商業的な「マシーン」―エレガントでゴージャス] の車輪に舞い降りる」("free wide ranging peregrine
who leaves the sky to alight on the wheel of a Jaguar.")とたとえている。運転手 [ポール] の左 [よりリベ
ラル?] 後ろにいる、アートの有利な点は「気にくわないことがおおいこと……」("leaves a lot to be desired...")。しかし、「車 [Simon&Garfunkelの関係] の中はごちゃごちゃ[いさかい]」("misalignment
in the vehicle") が起こり、「百万回目の回転までに[二人は何回も違いにぶちあたった] …… 車輪自体は曲がっている [非常に基本的な目的において二人は意見が一致しなかった] ……」("by the millionth revolution...the wheel itself is bent...")そして変化が起きる:アートは怒りを収め、ポールとはこれ以上一緒にやっていくことは出来ないと悟る。友情に大きなひびが入る前に、彼らは冷却期間をとった。
さて、1983年の1月に戻ろう。

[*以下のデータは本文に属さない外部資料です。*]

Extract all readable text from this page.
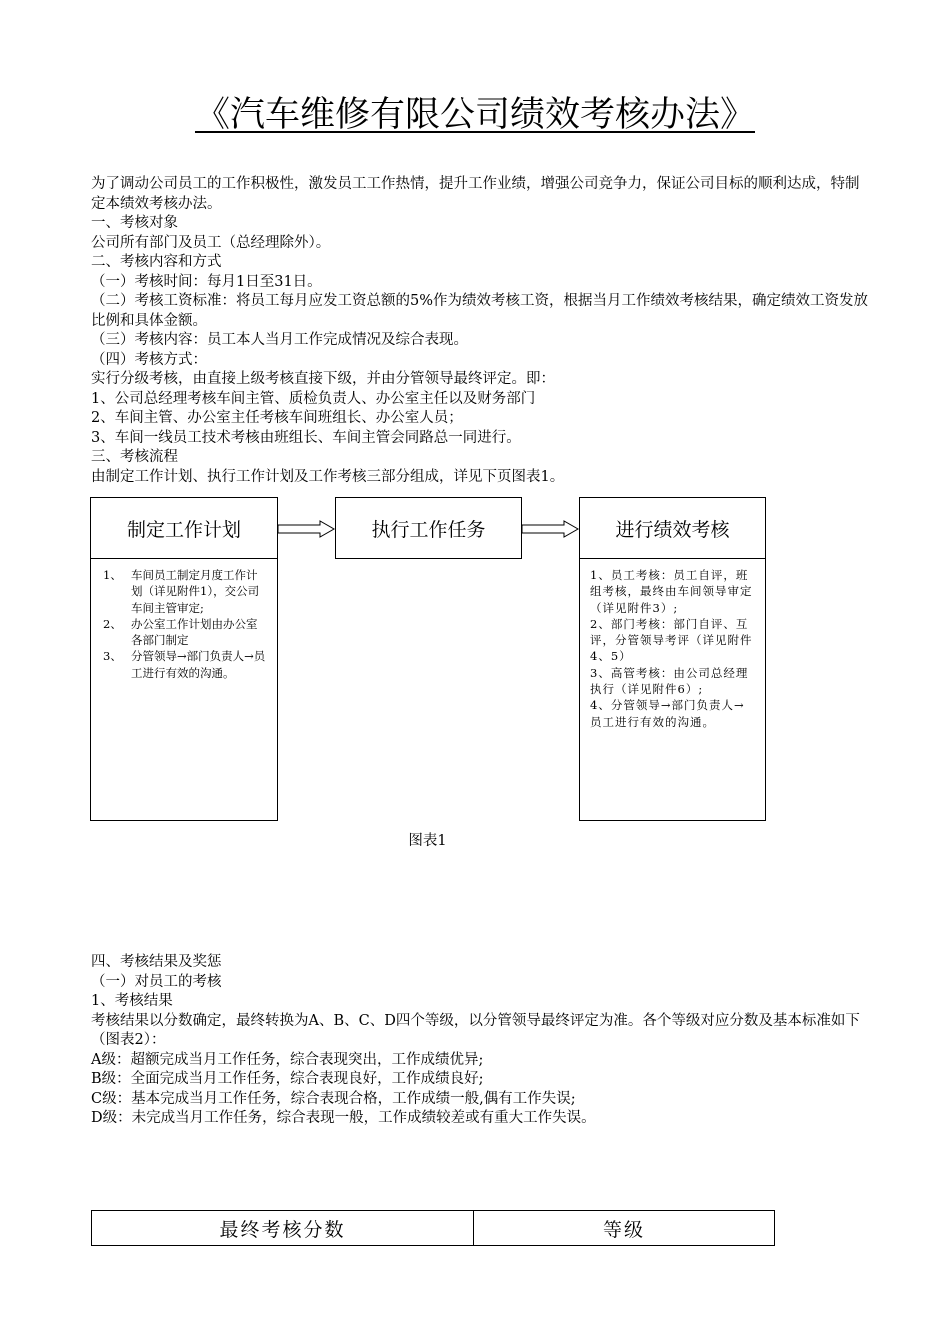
《汽车维修有限公司绩效考核办法》
为了调动公司员工的工作积极性，激发员工工作热情，提升工作业绩，增强公司竞争力，保证公司目标的顺利达成，特制定本绩效考核办法。
一、考核对象
公司所有部门及员工（总经理除外）。
二、考核内容和方式
（一）考核时间：每月1日至31日。
（二）考核工资标准：将员工每月应发工资总额的5%作为绩效考核工资，根据当月工作绩效考核结果，确定绩效工资发放比例和具体金额。
（三）考核内容：员工本人当月工作完成情况及综合表现。
（四）考核方式：
实行分级考核，由直接上级考核直接下级，并由分管领导最终评定。即：
1、公司总经理考核车间主管、质检负责人、办公室主任以及财务部门
2、车间主管、办公室主任考核车间班组长、办公室人员；
3、车间一线员工技术考核由班组长、车间主管会同路总一同进行。
三、考核流程
由制定工作计划、执行工作计划及工作考核三部分组成，详见下页图表1。
制定工作计划
1、 车间员工制定月度工作计划（详见附件1），交公司车间主管审定;
2、 办公室工作计划由办公室各部门制定
3、 分管领导→部门负责人→员工进行有效的沟通。
执行工作任务	进行绩效考核
1、员工考核：员工自评，班组考核，最终由车间领导审定（详见附件3）;
2、部门考核：部门自评、互评，分管领导考评（详见附件4、5）
3、高管考核：由公司总经理执行（详见附件6）;
4、分管领导→部门负责人→员工进行有效的沟通。
图表1
四、考核结果及奖惩
（一）对员工的考核
1、考核结果
考核结果以分数确定，最终转换为A、B、C、D四个等级，以分管领导最终评定为准。各个等级对应分数及基本标准如下（图表2）：
A级：超额完成当月工作任务，综合表现突出，工作成绩优异;
B级：全面完成当月工作任务，综合表现良好，工作成绩良好;
C级：基本完成当月工作任务，综合表现合格，工作成绩一般,偶有工作失误;
D级：未完成当月工作任务，综合表现一般，工作成绩较差或有重大工作失误。
最终考核分数	等级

「震える声帯[すなわち、歌のハモリ(chord) ]で」("with tremulous cords")で、芸術美に専念しようと努めつつも、この思いが満たされることはないことを、充分に気がついているアートは、ポールのレコードの曲を(パートナーとしてよりも、雇われたシンガーとして)歌おうと練習し始める。
【訳者補足】(作者との私信より)
「早送りされた死は逆に再生する」("a death played forward is rebirth in reverse")は言葉遊びだが、1970年と、1983年に起こった Simon&Garfunkel というグループの「死」は、時間を逆回転すると「再生」(再結成)する、ということだと思われる。
備考
アートのソロ・スタイルは流れるようで優しく、オーケストラもよく使う。ゆえに、"forsaking the chord for the bow" というのは、「弓のためにコードを捨てる」すなわち、メインの楽器としてのギターをやめ(Simon&Garfunkel のアルバムの曲がみんなそうだったように。ポールの選んだ楽器がギターだったから。)、弓で弾く楽器―チェロやヴァイオリンを選択するということだろうか?